Deepak Naik said: (Jul 28, 2014)  
What is normalised form in C?

Swathi said: (Jul 30, 2014)  
Can you explain the program for me once again and also the execution part also.

Prabhudeva said: (Aug 28, 2014)  
Foating point base conversion of 5.375 would be
101.01100 00000000 00000000 00000000 00000000 00000000 00000000 10000000.

(char*) will be make it as a character array.
5.375 = 101.01100 00000000 00000000 00000000 00000000 00000000 00000000 10000000.

And coz of unsigned char, it wud be treated as,
p[0] = 00000000 00000000.
p[1] = 00000000 00000000.
p[2] = 10101100 00000000.
p[2] = 00000000 10000000.

=> in hexadecimal form (%02x) :
p[0] = 00.
p[1] = 00.
p[2] = ac.
p[3] = 40.

Manisha Sehgal said: (Jan 12, 2015)  
Intel chips are usually Little Endian when it comes to store data in data space. But for storing machine code in code segment the same chip is Big Endian.

Pramod Kumar said: (Aug 22, 2015)  
p = (char*)&a;

Can anyone explain meaning of this line?

Shubham Gorde said: (Aug 28, 2015)  
For little Indian method, least significant bytes stored first (means at lowest address).

Address value.

503 0100 0000.
502 1010 1100.
501 0000 0000.
500 0000 0000.

And statement p = (char *) &a:: stores low byte address (i.e 500 here) of 1 into p (as p is char pointer).

So answer is 00 00 AC 40.

Usman Ali Ar said: (Oct 23, 2015)  
Why it is C than B?

Shyam said: (Feb 4, 2016)  
Hi answer is C please any one can explain?
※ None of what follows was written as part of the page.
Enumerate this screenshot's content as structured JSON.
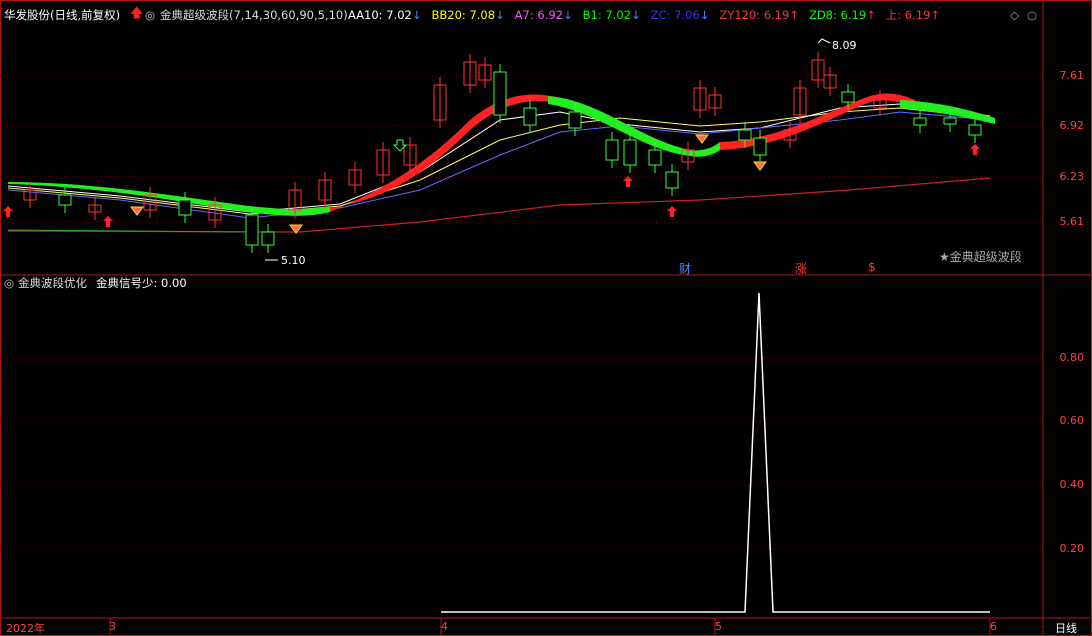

Rahul said: (Feb 6, 2016)  
0100 -> 4
0000 -> 0

1010 -> A
1100 -> C

0000 -> 0
0000 -> 0

0000 -> 0
0000 -> 0

How to convert this why we are using 4, A, C, 0, 0?

Sargam said: (Mar 28, 2016)  
The data type of 'a' is in 'float' but the pointer variable used for that is in 'char'. So is it possible to take float type value in character data type?

Raji said: (Jul 17, 2016)  
Thank you so much @Preethi.

Megha Verma said: (Aug 12, 2016)  
Thank you so much @Shilpa M.Raj. Your explanation is really good and clear.